Guilderland School District prepares for deep cuts

Gov. David Paterson wrote a letter on Tuesday, Nov. 25, to state school board presidents and superintendents to warn them that without mid-year cuts this year, next year's budget will likely be on the chopping block instead.

Guilderland officials responded to the letter later that week, stating budget cuts could be detrimental to students and the community. They also cited some ways the district is planning to trim spending going forward.

Deeper reductions in education spending will now be required in next year's budget to close the state's budget gap, warned the governor's office in a written statement.

The state faces a $47 billion budget deficit over the next four years, including at least $1.5 billion this year and $12.5 billion next year, according state officials.

Paterson wrote in the letter that the need to reduce state funding for schools could have a silver lining for the education system.

"Perhaps this crisis presents an invaluable opportunity for us to improve the structure of our educational system and how it is financed.
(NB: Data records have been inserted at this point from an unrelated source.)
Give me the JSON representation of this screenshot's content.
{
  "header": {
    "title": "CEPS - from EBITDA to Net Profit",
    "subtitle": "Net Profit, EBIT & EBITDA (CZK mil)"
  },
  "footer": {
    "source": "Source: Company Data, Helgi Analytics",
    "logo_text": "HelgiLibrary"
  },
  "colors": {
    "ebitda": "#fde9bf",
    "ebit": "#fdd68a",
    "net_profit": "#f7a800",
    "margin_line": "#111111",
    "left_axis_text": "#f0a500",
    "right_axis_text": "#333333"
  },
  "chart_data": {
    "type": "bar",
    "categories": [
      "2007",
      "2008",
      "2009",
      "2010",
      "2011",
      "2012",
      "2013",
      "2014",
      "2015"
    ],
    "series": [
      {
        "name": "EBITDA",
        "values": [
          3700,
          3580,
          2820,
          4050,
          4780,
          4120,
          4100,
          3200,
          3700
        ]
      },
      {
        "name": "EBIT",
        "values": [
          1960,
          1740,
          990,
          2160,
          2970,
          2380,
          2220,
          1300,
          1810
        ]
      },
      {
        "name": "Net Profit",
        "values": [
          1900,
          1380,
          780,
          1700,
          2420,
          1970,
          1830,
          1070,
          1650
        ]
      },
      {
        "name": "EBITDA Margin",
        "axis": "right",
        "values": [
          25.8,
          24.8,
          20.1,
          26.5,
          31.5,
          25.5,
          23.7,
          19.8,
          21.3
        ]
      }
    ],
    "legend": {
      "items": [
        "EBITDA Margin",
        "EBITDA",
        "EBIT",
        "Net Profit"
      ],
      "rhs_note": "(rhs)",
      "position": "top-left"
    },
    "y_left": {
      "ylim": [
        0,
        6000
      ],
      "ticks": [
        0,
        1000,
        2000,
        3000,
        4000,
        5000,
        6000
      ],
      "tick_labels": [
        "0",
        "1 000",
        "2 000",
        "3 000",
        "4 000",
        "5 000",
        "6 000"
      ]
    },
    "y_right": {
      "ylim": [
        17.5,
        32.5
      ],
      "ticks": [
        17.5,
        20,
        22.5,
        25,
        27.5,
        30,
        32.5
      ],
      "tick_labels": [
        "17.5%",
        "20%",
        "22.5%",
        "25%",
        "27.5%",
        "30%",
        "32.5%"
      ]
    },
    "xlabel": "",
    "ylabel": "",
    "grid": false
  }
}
I welcome any suggestions you may have," Paterson wrote.

Information provided by the Guilderland School District indicated that state aid funds more than a quarter of the budget and is one of two major sources of funding for the district.
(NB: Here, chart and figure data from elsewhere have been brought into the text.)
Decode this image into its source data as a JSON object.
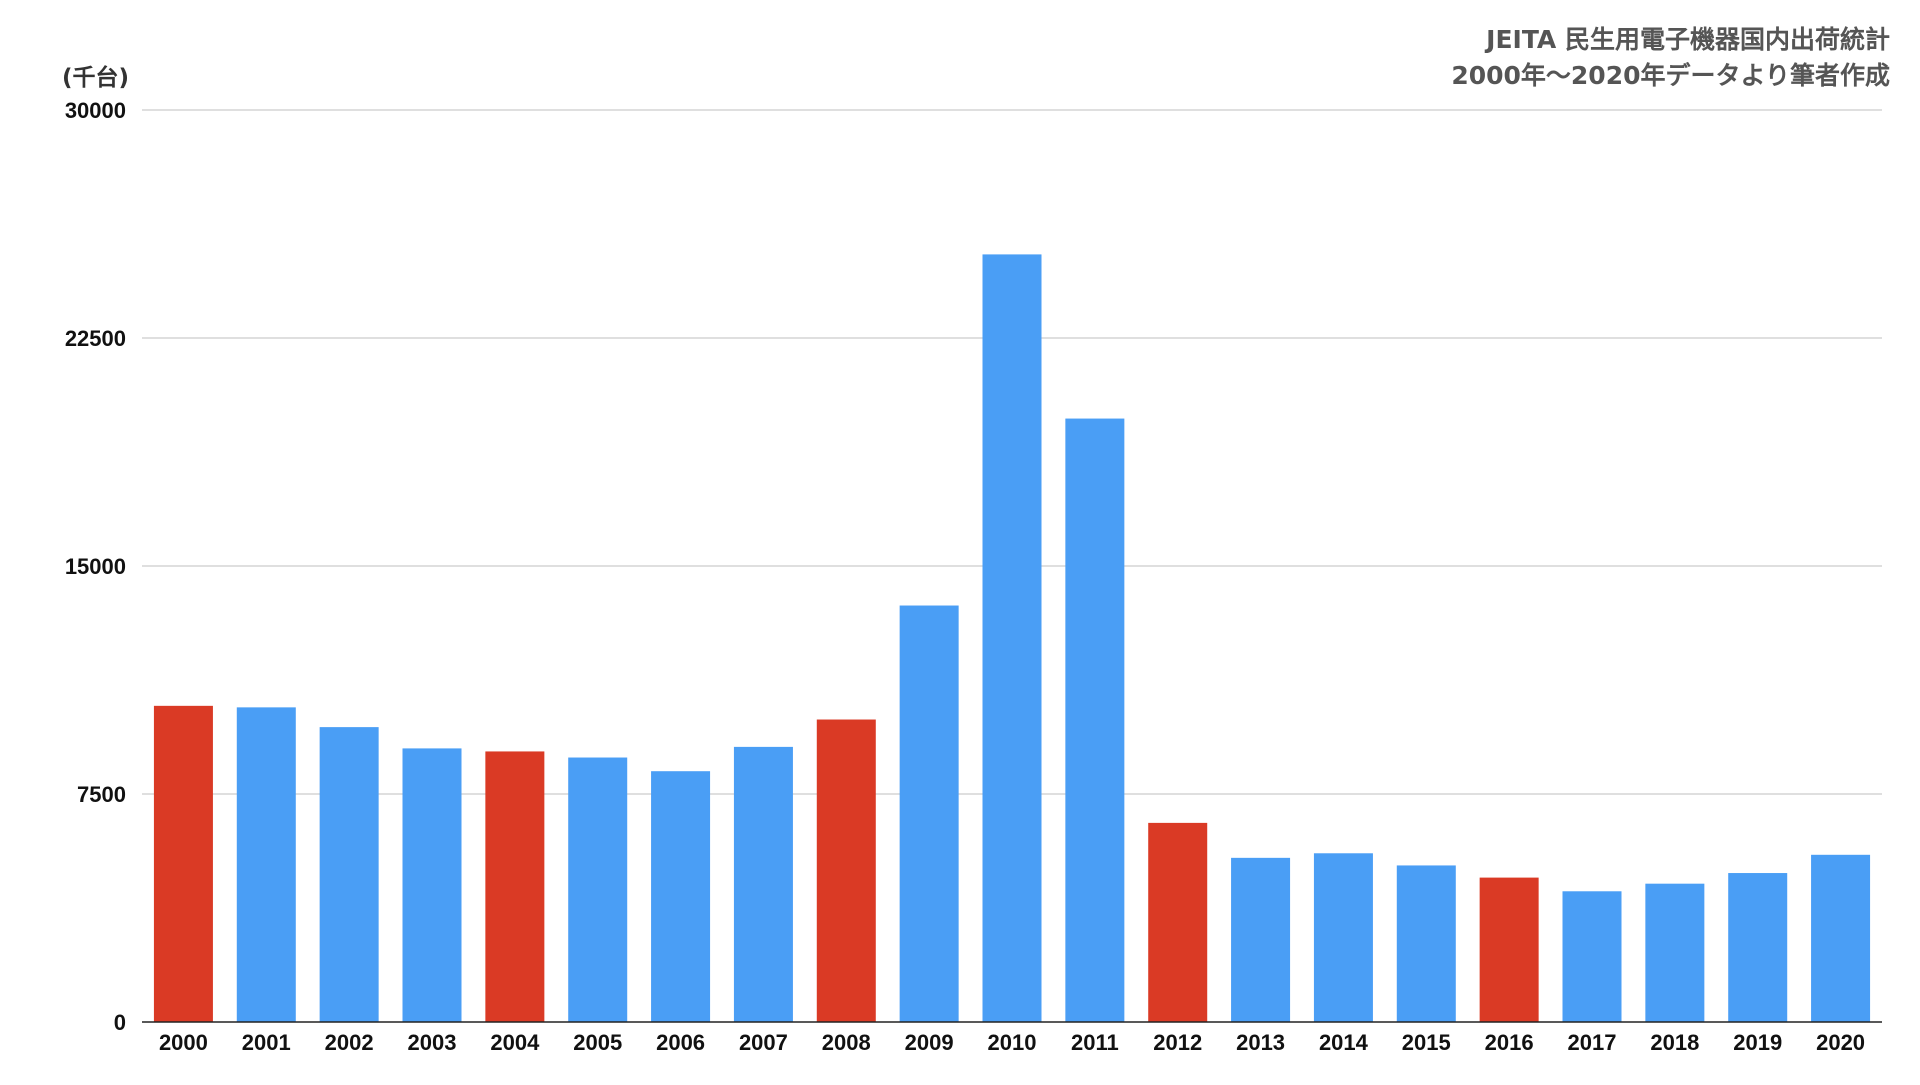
{
  "chart_data": {
    "type": "bar",
    "source_note_lines": [
      "JEITA 民生用電子機器国内出荷統計",
      "2000年〜2020年データより筆者作成"
    ],
    "unit_label": "(千台)",
    "categories": [
      "2000",
      "2001",
      "2002",
      "2003",
      "2004",
      "2005",
      "2006",
      "2007",
      "2008",
      "2009",
      "2010",
      "2011",
      "2012",
      "2013",
      "2014",
      "2015",
      "2016",
      "2017",
      "2018",
      "2019",
      "2020"
    ],
    "values": [
      10400,
      10350,
      9700,
      9000,
      8900,
      8700,
      8250,
      9050,
      9950,
      13700,
      25250,
      19850,
      6550,
      5400,
      5550,
      5150,
      4750,
      4300,
      4550,
      4900,
      5500
    ],
    "highlight_categories": [
      "2000",
      "2004",
      "2008",
      "2012",
      "2016"
    ],
    "colors": {
      "default_bar": "#4A9EF5",
      "highlight_bar": "#DA3A25",
      "gridline": "#CCCCCC",
      "axis": "#222222"
    },
    "ylim": [
      0,
      30000
    ],
    "yticks": [
      "0",
      "7500",
      "15000",
      "22500",
      "30000"
    ],
    "grid": true,
    "legend": "none"
  }
}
"We recognize the fiscal crisis before us, and that we all need to play a part in solving the problem," said Superintendent John McGuire. "But significantly cutting funding to education will negatively impact our students and taxpayers."

The district has already made moves to cut spending to prepare for future state cuts. It has "realized $1.7 million in cost-avoidance savings by being more energy efficient," according to district officials. It has also saved more than $565,000 in health insurance by offering new prescription plans.

Spending has been partially frozen in several areas, including "paper consumption, copying and mailings, equipment, conferences, field trips, overtime, and the utilization of substitutes," according to district officials.